Earlier, Howard had said Indonesia should do more to stop asylum seekers reaching Australia.
It was not immediately clear how the Afghanis made it to Indonesia. But there has been a wave of asylum seekers who have washed up on Australian shores from Indonesia in recent months, prompting officials to believe that an organized group is bringing them over.
Canberra's tough line in refusing to accept the refugees comes as Howard seeks re-election later this year with many voters increasingly unhappy about the large sums of money spent housing and caring for the thousands of asylum seekers who arrive each year.
Christmas Island is Australia's most remote territory. The 24-kilometer (15 mile) long island's population of 1,500 people survives mainly on revenue from a phosphate mine and tourism.

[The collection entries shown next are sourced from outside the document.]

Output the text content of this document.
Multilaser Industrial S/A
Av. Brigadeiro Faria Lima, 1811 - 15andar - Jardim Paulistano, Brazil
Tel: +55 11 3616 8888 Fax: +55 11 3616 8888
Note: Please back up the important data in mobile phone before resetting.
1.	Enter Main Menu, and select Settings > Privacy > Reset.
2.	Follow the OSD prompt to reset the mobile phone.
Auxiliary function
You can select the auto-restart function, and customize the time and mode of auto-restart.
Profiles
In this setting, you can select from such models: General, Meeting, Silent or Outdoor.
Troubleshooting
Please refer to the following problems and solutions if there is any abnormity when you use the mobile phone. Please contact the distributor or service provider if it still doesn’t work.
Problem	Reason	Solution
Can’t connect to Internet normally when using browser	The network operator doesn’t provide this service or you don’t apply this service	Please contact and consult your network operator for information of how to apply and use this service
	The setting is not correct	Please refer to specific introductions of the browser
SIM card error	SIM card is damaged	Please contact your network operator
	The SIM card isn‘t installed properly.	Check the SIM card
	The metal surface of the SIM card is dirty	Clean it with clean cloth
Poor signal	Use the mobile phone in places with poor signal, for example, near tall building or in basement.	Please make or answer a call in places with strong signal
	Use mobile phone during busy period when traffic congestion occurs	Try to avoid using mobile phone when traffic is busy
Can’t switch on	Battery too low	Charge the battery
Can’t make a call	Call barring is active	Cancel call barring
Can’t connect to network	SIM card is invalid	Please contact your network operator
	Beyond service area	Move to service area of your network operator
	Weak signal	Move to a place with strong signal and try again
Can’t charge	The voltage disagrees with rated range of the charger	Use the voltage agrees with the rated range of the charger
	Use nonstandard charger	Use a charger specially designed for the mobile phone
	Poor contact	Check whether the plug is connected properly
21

It is 2,500 kilometers (1,550 miles) west of the nearest major Australian city, Darwin.
It is a magnet for illegal people smuggling gangs because of its closeness to Indonesia ? just two days voyage by wooden fishing boat.
Australia is a popular destination with refugees, mainly from the Middle East and South Asia, because they believe Australian courts are generous in granting visas.
Hundreds of other refugees who have arrived at Christmas Island in recent weeks have been flown by the air force to the Australian mainland where they are housed in detention centers, mainly in remote desert locations, until their asylum applications are processed.